Is an unsuspecting world ready?

 
COLUMBIA, Mo 2/10/14 (Analysis) -- Two journalists known for tackling tough issues have taken the gloves off over a Columbia export that's getting a notorious reputation: powerful developers.

"How Columbia developer Jeffrey E. Smith funnels his money to Missouri Speaker of the House Tim Jones (R)...is Exhibit A in the drive for ethics and campaign finance reform in Missouri," St. Louis Post-Dispatch editorial page editor Tony Messenger wrote in a January profile of Smith's high-dollar donations to state politicians.

Across the country, veteran broadcast journalist Cindy Vandor -- who won awards for covering the L.A.-Rodney King riots -- is reminding that citizens facing poorly-planned developments are not unique to Columbia.  A longtime Malibu, Calif. resident, Vandor is taking on the City of Malibu and Paige Laurie Dubbert, the Wal-Mart heiress and Columbia native, over what Vandor calls "illegal and dangerous loading zones" Laurie-Dubbert built for her shopping center.

Better known for a plagiarism scandal that forced Mizzou administrators to remove her name from the arena her parents, Bill and Nancy Laurie, helped build, Laurie-Dubbert later surrendered her USC degree.   She and her uncle -- Columbia developer Stan Kroenke -- live and work in Malibu part of the year. 
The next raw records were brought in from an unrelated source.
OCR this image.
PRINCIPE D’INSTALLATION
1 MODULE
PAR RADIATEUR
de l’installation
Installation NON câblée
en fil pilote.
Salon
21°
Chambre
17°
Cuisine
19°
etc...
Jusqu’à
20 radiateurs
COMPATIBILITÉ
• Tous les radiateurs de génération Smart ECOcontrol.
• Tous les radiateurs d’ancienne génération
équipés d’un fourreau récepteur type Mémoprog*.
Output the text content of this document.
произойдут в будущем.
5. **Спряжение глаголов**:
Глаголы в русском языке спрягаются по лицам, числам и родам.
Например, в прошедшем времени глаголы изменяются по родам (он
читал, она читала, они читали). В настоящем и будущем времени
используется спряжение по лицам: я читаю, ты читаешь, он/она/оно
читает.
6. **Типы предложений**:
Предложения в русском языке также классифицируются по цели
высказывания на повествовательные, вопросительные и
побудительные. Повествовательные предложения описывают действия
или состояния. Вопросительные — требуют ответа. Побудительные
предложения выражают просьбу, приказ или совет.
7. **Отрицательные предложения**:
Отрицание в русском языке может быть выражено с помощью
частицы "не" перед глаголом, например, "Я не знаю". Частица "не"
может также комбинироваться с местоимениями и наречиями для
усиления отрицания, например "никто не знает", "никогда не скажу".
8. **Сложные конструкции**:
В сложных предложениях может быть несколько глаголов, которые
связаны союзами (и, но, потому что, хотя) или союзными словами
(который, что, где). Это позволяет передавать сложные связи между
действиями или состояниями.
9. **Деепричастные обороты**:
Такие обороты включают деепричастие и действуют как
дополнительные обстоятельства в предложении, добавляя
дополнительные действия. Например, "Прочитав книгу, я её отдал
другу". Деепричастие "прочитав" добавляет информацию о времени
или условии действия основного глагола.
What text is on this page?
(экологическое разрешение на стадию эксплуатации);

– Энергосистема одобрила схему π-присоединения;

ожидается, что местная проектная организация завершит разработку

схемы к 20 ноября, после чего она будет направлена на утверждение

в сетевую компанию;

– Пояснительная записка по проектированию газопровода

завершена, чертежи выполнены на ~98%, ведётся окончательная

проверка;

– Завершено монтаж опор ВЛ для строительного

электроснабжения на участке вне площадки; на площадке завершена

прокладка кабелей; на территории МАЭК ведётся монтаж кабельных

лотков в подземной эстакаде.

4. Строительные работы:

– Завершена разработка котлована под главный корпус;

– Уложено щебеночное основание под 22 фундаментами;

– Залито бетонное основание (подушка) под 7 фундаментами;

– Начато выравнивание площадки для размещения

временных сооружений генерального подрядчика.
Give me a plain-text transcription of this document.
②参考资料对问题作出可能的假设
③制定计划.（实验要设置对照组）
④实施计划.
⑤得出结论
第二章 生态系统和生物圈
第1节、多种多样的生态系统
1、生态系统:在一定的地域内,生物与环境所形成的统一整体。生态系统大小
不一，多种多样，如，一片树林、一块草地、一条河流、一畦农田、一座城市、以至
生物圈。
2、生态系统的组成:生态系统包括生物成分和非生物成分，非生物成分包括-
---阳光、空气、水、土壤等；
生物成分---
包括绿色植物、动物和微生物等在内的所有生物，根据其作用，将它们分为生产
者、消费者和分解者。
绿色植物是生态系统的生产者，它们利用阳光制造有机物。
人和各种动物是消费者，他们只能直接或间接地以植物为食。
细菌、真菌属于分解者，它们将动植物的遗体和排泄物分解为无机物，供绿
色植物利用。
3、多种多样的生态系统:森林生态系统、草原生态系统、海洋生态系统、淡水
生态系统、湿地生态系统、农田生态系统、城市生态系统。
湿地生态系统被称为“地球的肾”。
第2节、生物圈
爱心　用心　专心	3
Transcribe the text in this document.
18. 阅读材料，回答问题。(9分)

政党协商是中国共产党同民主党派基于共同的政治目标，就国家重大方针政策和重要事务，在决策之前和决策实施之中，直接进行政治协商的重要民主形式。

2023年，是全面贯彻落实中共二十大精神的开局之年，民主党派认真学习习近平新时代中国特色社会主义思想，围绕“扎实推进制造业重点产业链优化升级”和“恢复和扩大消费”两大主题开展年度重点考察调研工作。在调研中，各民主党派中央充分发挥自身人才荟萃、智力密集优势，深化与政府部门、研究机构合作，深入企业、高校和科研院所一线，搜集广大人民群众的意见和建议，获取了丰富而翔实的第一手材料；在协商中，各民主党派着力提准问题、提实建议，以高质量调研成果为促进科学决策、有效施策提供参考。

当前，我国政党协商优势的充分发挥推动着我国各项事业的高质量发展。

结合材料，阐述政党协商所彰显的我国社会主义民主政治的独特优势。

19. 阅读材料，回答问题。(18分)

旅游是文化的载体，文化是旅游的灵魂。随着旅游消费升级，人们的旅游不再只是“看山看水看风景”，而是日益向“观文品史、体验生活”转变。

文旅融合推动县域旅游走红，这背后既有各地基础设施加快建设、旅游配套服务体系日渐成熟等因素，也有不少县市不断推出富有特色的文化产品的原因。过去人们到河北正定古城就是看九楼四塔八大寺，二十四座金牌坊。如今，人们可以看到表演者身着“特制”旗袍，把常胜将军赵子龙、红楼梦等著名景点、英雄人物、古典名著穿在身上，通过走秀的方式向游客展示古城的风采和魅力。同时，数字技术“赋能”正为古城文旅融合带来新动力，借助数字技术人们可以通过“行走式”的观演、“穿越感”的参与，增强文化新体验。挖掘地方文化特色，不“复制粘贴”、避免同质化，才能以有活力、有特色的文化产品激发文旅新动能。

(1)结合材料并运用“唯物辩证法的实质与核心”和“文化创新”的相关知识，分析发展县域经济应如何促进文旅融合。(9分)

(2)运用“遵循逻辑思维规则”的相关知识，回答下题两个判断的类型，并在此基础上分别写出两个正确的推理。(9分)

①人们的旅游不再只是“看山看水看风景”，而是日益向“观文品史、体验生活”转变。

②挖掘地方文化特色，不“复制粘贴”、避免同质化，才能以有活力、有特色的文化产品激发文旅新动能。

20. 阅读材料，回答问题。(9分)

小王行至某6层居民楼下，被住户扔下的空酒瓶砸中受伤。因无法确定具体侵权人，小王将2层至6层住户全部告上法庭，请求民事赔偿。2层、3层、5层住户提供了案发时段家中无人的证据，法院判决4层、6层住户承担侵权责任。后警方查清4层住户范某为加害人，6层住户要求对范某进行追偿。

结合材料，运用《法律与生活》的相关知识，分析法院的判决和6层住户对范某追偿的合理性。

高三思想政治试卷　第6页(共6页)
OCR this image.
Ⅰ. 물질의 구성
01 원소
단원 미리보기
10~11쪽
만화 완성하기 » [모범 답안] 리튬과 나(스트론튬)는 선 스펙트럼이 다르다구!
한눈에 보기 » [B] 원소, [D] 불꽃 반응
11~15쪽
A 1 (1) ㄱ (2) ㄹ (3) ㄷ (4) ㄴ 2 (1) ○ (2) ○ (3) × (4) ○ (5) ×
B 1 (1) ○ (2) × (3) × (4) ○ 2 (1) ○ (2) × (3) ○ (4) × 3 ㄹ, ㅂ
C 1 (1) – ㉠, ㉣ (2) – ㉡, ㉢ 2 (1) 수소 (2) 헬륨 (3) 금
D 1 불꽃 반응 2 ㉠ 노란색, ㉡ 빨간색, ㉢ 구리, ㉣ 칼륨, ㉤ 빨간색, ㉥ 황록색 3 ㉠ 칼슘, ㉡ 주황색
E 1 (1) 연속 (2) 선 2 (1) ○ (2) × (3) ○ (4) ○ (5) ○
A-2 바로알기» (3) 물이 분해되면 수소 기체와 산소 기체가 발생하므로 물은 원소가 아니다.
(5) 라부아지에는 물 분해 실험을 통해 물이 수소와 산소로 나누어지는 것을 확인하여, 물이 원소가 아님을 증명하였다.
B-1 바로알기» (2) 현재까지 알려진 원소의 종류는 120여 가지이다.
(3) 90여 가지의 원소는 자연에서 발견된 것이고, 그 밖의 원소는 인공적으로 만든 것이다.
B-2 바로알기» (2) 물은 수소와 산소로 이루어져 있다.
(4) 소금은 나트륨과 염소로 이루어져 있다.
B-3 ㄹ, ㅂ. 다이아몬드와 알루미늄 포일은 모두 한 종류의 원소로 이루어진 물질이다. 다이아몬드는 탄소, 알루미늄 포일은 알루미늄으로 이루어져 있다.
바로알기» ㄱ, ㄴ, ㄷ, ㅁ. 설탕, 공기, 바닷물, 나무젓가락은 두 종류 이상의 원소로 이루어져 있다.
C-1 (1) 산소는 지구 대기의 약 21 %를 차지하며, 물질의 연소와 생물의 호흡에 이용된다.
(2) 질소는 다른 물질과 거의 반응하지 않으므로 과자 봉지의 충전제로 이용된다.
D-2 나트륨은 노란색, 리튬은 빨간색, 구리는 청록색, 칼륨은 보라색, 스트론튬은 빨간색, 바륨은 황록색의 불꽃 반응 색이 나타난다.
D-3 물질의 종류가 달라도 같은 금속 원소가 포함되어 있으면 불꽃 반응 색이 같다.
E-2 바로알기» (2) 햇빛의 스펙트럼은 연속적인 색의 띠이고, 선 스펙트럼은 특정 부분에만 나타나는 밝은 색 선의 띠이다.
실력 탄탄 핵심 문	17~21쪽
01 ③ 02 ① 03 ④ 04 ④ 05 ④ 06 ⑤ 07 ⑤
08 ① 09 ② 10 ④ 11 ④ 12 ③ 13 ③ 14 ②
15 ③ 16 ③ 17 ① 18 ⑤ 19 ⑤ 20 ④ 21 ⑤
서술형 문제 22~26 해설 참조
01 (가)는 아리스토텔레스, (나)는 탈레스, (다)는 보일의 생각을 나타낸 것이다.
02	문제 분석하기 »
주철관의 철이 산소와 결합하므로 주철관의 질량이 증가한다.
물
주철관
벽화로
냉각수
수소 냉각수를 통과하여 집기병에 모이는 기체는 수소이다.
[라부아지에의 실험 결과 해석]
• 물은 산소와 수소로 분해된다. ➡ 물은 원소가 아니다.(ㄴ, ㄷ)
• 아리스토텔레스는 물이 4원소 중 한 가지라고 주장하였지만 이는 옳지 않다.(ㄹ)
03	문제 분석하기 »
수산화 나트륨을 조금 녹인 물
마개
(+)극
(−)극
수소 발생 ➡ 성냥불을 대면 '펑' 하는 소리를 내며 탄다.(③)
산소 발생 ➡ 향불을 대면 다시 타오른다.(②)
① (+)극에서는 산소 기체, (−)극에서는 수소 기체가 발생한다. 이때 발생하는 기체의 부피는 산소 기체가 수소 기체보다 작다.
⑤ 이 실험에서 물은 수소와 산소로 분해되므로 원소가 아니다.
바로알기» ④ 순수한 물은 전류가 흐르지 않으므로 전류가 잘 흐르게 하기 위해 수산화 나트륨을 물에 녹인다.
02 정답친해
Exasperation -- over the way money buys influence, conceals the truth, and endangers the public -- is evident in both Messenger's editorial and Vandor's testimony before the Malibu Planning Commission.

"What is that thing at the corner of Pacific Coast Highway and Trancas Canyon Road?" Vandor asks the Commission about one of the loading zones.  Her voice resonates with a bite that would raise eyebrows here.  
 
"I don't have a clue," one of the Commissioners responds. "Looks like a loading zone to me."

"Why was Paige Dubbert allowed to build it and what are you all going to do about it?" Vandor fires back. 
 
A former Columbia Daily Tribune columnist known for his hard-hitting editorials, Messenger wants to know why Jeff Smith is allowed to sneak large donations past Missouri Ethics Commission rules.   He's done it for years, Messenger claims, to save and expand tax credit programs designed to help low-income senior citizens that have made Smith one of Missouri's richest men.
 
"Mr. Smith is using Missouri’s opaque campaign finance laws to hide his outsized influence that allows him to pad his profits," Messenger writes. "He gets nonprofits, senior citizens, and the disabled to fight his battles for him."

Especially galling are the names Smith hides behind:  "Advocacy for Special Needs," "Coalition for Disability Rights" and "Alliance for Elderly Health Care."  It's all part of what Messenger has characterized as a "dirty money-laundering business"  designed to conceal campaign contributions.

The public impact of money-driven decisions is evident to both Vandor and Messenger. 

Pacific Coast Highway is one of America's most dangerous, Vandor tells her Planning Commission.  To permit a loading zone on it that violates building codes is to invite deadly accidents.  

Her testimony, however, brings mostly dismissive sighs from Commissioners, who cannot explain why the loading zones were permitted.   "Act One of the Malibu drama," a Commissioner exclaims after Vandor's testimony concludes. 

The Smith-driven tax credits, meanwhile, "have grown so large that they are choking off other budget needs," Messenger explains.  "When the state parcels out tax dollars, folks like Mr. Smith get their take before schoolchildren. Before college students. Before the mentally ill.  That’s just wrong."